I never bought the first Bioshock due to the ridiculously restrictive SecuROM DRM it had and it was looking like BS2 was going in a similar direction, but they recently announced they were scaling back the restrictions for BS2 at least somewhat:

There will be no SecuROM install limits for either the retail or digital editions of BioShock 2, and SecuROM will be used only to verify the game’s executable and check the date. Beyond that, we are only using standard Games for Windows Live non-SSA guidelines, which, per Microsoft, comes with 15 activations (after that, you can reset them with a call to Microsoft.)

What does that mean for your gameplay experience? This means that BioShock 2’s new DRM is now similar to many popular games you advised had better DRM through both digital and retail channels. Many of you have used Batman: Arkham Asylum as an example to me, which uses the exact same Games for Windows Live guidelines as us as well as SecuROM on retail discs, and now our SecuROM is less restrictive on Steam.

This is better than the first game, but still not fabulous. It was loose enough to make me consider buying the sequel along with perhaps the original – seeing as they’ve since dropped the DRM from the first game altogether – but the fact that they’re using a similar matchmaking system as MW2 has dropped my enthusiasm back down to zero.

9 thoughts on ““Bioshock 2” following in “Modern Warfare 2’s” footsteps for multiplayer.

  1. I love their “Short answer”to supporting LAN and dedicated servers. Of course if they really wanted to give a short answer, they’d have just said “No. It makes it too hard to copy and paste port it between PCs and consoles. Next!”

    While it’s wonderful that they’ve gotten away from the absolutely draconian DRM of the first game, I’m still kind of iffy about buying the second one myself. Not because of the multiplayer, but because the single player in the first one was boring beyond belief.

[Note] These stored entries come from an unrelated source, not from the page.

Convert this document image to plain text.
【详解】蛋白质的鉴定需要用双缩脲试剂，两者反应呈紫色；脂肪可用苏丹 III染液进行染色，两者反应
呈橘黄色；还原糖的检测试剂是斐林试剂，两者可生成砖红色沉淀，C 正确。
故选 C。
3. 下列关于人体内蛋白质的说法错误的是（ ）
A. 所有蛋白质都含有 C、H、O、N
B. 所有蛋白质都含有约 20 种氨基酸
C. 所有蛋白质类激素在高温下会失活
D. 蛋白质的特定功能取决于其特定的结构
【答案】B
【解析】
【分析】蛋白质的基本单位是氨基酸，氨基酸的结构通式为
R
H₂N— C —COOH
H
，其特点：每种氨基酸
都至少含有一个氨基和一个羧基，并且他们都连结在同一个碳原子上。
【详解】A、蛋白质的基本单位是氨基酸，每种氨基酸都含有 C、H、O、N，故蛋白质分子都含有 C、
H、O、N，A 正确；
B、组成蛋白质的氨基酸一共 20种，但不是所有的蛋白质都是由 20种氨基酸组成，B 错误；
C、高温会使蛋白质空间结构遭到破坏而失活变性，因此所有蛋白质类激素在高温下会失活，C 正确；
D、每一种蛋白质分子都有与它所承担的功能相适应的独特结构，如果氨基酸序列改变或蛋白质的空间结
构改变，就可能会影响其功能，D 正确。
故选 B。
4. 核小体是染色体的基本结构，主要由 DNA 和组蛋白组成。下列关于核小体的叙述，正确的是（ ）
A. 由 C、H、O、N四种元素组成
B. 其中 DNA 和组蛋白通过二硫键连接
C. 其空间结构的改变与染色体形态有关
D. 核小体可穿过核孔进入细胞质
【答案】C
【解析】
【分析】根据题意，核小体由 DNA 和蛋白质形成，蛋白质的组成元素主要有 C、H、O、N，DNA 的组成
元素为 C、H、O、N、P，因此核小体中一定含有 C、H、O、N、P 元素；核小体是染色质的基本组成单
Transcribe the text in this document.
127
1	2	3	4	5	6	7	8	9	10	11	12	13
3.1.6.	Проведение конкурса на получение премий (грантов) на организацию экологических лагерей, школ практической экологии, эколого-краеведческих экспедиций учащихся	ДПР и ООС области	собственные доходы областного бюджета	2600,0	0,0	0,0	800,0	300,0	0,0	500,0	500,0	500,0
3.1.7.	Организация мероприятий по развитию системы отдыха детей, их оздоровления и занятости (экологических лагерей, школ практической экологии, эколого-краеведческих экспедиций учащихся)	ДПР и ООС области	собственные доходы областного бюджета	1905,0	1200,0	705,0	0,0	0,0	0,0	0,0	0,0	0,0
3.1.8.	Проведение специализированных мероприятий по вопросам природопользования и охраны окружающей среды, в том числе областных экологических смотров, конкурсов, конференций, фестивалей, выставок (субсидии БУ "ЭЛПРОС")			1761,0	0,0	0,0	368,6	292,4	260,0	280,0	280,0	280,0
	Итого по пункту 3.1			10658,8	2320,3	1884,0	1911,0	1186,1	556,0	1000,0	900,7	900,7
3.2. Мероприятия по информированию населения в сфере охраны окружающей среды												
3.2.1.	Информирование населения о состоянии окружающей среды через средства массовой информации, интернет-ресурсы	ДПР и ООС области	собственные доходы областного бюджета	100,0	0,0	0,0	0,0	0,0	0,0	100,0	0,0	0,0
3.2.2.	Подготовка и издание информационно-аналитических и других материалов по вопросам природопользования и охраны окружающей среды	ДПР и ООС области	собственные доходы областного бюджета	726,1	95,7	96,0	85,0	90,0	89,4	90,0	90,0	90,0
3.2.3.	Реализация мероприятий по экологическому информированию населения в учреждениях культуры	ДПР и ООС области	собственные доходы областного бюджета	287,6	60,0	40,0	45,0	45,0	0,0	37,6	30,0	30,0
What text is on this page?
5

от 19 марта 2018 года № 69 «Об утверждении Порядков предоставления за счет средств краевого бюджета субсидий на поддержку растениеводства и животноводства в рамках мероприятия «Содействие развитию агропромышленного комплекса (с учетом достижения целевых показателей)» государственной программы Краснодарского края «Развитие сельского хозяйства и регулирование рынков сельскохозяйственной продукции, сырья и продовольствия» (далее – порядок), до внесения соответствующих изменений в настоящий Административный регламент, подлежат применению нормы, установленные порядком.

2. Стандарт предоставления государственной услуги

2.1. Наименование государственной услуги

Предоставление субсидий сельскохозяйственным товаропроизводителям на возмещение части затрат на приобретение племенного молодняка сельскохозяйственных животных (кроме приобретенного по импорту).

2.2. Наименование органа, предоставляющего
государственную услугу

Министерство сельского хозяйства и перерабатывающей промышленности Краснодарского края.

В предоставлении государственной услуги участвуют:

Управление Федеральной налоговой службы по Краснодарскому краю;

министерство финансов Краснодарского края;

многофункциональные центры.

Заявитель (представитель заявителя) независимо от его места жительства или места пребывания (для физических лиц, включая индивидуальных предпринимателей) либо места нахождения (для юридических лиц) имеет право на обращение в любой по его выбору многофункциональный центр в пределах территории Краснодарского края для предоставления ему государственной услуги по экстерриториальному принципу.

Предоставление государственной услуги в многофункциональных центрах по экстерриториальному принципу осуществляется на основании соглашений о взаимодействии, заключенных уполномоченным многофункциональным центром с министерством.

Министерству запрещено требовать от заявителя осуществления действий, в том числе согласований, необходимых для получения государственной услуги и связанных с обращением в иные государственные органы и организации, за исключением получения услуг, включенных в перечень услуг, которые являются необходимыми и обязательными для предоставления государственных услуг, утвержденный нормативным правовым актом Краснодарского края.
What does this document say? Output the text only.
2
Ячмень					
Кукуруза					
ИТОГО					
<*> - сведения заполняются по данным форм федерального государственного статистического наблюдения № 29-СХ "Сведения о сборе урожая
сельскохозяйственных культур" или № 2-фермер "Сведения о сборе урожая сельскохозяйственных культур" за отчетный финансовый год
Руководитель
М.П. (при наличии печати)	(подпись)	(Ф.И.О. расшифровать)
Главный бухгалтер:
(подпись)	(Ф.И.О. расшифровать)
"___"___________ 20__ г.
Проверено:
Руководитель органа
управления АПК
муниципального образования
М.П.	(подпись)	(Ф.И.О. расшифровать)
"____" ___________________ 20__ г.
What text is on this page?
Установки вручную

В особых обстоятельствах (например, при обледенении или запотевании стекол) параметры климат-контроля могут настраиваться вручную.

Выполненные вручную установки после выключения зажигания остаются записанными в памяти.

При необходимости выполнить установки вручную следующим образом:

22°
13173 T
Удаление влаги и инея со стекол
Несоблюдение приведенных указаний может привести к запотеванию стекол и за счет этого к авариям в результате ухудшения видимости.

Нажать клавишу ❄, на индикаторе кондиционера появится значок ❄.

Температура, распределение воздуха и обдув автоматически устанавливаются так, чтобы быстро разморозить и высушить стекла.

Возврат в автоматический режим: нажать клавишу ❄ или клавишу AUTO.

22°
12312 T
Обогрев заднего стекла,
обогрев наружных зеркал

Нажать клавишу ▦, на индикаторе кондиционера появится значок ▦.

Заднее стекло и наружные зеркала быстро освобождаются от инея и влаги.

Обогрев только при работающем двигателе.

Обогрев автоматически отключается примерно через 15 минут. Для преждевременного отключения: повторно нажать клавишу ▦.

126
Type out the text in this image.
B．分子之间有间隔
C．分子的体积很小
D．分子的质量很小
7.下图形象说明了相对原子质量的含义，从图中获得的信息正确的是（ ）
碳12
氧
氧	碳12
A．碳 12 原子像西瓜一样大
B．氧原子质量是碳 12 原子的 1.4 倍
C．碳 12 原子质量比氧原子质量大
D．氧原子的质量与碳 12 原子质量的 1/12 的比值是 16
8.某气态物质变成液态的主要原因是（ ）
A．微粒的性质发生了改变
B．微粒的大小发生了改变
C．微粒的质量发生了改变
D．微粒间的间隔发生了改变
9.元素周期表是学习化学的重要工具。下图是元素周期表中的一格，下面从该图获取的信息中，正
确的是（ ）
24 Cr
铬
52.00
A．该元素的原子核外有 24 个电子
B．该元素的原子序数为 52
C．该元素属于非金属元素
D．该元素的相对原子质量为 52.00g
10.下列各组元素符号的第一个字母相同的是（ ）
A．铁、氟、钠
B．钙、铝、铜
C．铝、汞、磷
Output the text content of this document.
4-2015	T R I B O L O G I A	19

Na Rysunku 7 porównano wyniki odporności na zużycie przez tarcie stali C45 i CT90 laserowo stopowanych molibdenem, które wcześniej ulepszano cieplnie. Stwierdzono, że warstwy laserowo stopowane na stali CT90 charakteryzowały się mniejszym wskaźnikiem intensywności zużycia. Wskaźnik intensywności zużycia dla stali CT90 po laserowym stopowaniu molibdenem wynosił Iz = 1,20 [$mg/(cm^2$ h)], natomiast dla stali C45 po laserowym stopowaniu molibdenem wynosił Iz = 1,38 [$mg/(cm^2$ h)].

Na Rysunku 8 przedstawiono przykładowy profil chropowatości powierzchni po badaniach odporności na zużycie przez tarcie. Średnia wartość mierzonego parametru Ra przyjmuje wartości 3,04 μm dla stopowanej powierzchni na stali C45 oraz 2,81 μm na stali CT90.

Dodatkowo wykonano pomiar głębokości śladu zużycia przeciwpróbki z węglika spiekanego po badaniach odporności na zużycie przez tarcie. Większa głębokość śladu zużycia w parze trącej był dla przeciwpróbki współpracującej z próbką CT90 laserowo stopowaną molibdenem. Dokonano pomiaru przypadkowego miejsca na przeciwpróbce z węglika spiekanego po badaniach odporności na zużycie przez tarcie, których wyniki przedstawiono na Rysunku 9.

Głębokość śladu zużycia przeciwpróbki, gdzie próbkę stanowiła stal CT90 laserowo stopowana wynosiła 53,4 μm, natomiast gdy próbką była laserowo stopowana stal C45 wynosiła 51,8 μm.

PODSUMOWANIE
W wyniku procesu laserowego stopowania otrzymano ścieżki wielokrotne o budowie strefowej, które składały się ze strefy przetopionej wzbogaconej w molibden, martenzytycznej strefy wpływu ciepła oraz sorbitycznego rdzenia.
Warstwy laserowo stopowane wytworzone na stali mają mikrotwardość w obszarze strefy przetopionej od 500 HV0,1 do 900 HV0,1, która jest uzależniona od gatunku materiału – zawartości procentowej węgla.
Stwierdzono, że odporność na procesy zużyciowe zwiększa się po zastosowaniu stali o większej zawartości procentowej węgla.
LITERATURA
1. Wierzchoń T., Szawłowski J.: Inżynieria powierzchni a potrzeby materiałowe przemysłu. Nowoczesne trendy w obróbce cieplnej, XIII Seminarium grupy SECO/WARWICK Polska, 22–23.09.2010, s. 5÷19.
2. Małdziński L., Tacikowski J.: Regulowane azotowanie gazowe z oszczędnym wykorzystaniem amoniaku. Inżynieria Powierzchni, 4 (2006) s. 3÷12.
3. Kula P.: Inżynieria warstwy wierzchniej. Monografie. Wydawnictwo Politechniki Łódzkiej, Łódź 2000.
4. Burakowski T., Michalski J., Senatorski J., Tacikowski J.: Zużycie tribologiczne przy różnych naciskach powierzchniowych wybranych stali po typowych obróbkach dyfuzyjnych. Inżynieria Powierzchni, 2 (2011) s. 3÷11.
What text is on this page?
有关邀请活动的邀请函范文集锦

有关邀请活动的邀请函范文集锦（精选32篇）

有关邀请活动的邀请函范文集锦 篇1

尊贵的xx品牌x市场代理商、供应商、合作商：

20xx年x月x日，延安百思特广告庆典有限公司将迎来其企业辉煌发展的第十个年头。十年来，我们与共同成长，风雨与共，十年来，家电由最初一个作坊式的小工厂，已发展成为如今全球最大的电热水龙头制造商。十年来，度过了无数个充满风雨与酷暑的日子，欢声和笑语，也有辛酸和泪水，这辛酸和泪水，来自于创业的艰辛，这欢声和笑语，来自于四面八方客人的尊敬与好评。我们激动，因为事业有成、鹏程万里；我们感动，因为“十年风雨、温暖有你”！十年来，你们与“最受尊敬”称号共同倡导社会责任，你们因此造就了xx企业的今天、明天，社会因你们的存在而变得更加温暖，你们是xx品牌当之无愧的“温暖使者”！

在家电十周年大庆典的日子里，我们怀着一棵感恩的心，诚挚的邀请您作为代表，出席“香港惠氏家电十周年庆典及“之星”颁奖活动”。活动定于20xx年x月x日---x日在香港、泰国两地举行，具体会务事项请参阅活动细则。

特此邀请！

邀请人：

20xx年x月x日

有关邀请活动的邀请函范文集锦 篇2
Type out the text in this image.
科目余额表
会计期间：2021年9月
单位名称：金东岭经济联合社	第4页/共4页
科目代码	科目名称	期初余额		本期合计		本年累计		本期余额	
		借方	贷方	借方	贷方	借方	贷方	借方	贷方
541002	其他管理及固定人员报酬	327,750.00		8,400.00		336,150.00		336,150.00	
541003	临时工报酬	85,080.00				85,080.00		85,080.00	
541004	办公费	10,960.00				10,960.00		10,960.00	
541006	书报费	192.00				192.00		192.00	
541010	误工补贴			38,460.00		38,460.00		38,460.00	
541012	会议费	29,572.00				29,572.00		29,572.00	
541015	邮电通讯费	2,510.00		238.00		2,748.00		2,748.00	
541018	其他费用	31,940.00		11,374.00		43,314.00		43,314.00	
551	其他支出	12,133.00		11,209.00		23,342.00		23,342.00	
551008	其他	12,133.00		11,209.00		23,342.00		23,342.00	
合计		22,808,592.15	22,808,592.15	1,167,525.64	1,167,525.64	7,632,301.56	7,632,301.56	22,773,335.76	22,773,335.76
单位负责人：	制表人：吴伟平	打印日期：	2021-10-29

    It could pretty much be summed up as “You’ve had an interesting five minutes. Now backtrack through the area for an hour trying to find an object you couldn’t pick up the first time you came through here.”. Then you repeat it indefinitely.

    It was almost like going to work. If I worked for FedEx and they hired Ayn Rand to scream at me all day long.

  2. I’ve mentioned this before, but I still don’t get cheaters in online games. It’s not like they get paid or laid for winning, so what’s the kick? They’re like little kids who knock over the chessboard and yell, “I win!”: they didn’t win, and they just annoy everyone.

  3. Annoying people, that’s what they get out of it Zilch. At least for some of them. There’s a whole subculture on the Internet known as the Griefers who live only to ruin other people’s fun in online games. They win when you rage quit.

  4. Les- elwed said it: is griefing objectively bad? Or could it be good in the service of some higher good?